Luan foi julgado culpado por difamar a parlamentar ao ter publicado um texto com críticas a Zambelli após o episódio da perseguição.
O jornalista declarou, entre outras coisas, que Zambelli fazia parte de uma “seita de doentes de extrema-direita que a segue incondicionalmente e segue cometendo atrocidades”. Segundo Araújo, esse grupo seria formado por “mercadores da morte”.
Mesmo absolvido da acusação de injúria no processo movido pela parlamentar, o jornalista acabou sofrendo condenação por difamação. Atualmente, a dívida pendente soma pouco mais de R$ 2,2 mil, já incluindo as multas e as custas do processo.
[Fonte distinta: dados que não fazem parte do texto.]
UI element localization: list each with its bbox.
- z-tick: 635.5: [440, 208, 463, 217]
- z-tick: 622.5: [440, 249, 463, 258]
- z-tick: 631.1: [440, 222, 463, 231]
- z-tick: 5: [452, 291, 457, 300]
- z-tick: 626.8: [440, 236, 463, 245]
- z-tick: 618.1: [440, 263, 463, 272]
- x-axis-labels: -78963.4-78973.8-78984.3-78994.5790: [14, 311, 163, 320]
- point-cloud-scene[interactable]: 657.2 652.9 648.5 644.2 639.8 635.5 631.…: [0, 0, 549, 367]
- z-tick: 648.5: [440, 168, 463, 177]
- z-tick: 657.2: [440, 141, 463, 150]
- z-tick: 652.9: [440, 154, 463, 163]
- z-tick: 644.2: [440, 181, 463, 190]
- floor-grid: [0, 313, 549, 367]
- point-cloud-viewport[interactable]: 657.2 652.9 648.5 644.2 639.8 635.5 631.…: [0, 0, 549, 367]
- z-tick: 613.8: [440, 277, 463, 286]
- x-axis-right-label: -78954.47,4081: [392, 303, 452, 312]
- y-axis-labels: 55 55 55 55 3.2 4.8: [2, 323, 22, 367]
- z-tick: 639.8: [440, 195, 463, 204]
“Com efeito, tendo em vista que o condenado, apesar de devidamente intimado, não cumpriu a prestação pecuniária imposta, nos termos do artigo 44, parágrafo 4º, do Código Penal, converto a pena restritiva de direitos em pena privativa de liberdade, nos moldes da sentença prolatada”, escreveu juiz José Fernando Steinberg , magistrado responsável pelo caso, em decisão publicada em 1º de junho.
Após o veredito do juiz José Fernando Steinberg, Luan Araújo usou as redes sociais para divulgar uma nota oficial. No comunicado, ele classifica como “injusta” a sua condenação por difamação, que exige o pagamento de pouco mais de R$ 2,2 mil após a inclusão de multas e taxas judiciais.
Entenda
Às vésperas do segundo turno das eleições de 2022, Carla Zambelli e Luan Araújo se envolveram em uma discussão em São Paulo que ganhou grande repercussão nacional após a parlamentar perseguir, armada, o jornalista.
O Supremo Tribunal Federal (STF) condenou Zambelli a 5 anos e 3 meses de reclusão pelos crimes de porte ilegal de arma e constrangimento ilegal.